Trout, Northern Pike & Paddlefish
Rainbow trout are named for the pinkish band along their sides. Black spots cover the silvery flanks and the tail. The rainbow trout is not native in most rivers, streams and smaller impoundments in the central states, although they are stocked to provide a winter fishery. There are several places where trout do survive the summer. However, these populations are maintained through winter stocking, and generally most of the stocked fish are caught during the trout season. Trout are obtained from private, state and federal hatcheries.
Brown trout, sometimes called german brown trout have light brownish or yellowish flanks with black and orange spots, usually with lighter halos. The tail may have a few scattered spots near the top or none at all.
One of our most interesting fish, the paddlefish is a prehistoric remnant that is native to the larger rivers of the central states including the Missouri, Marais des Cygnes, Osage, Kansas, Neosho and Arkansas. Generally these fish only appear in the spring when they move upstream to spawn. They feed on plankton, and the only way to catch them is snagging.

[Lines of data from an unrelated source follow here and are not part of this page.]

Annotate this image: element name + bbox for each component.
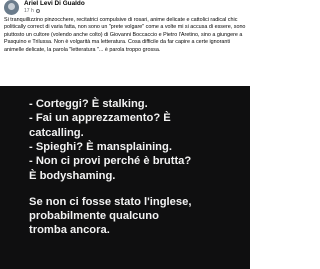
post-caption: Si tranquillizzino pinzocchere, recitatr… <box>4 17 246 53</box>
globe-icon <box>35 8 40 13</box>
image-text-line: catcalling. <box>29 127 84 139</box>
post-image[interactable]: - Corteggi? È stalking. - Fai un apprezz… <box>0 86 250 269</box>
post-timestamp[interactable]: 17 h <box>24 8 40 14</box>
timestamp-text[interactable]: 17 h <box>24 8 34 14</box>
image-text-line: - Corteggi? È stalking. <box>29 98 148 110</box>
author-name[interactable]: Ariel Levi Di Gualdo <box>24 0 85 8</box>
image-text-line: - Non ci provi perché è brutta? <box>29 155 192 167</box>
image-text-line: È bodyshaming. <box>29 170 116 182</box>
image-closing-line: probabilmente qualcuno <box>29 210 159 222</box>
image-text-line: - Fai un apprezzamento? È <box>29 112 171 124</box>
author-avatar[interactable] <box>4 0 19 15</box>
image-closing-line: Se non ci fosse stato l'inglese, <box>29 196 192 208</box>
image-text-line: - Spieghi? È mansplaining. <box>29 141 172 153</box>
image-closing-line: tromba ancora. <box>29 224 110 236</box>
post-header: Ariel Levi Di Gualdo 17 h <box>0 0 250 15</box>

The northern pike have greenish sides with rows of cream colored, bean shaped spots. The tips of the tail are usually rounded. It was stocked more widely in the late 1960s as a means of controlling panfish. The northern pike prefers clear, weedy water and the eggs must be laid on flooded plant material. Recently, several smaller lakes have received northern pike stockings. It is hoped that the toothy predators can help control panfish numbers as well as provide anglers with an exciting opportunity. Pike are also called jacks, pickeral or snakes.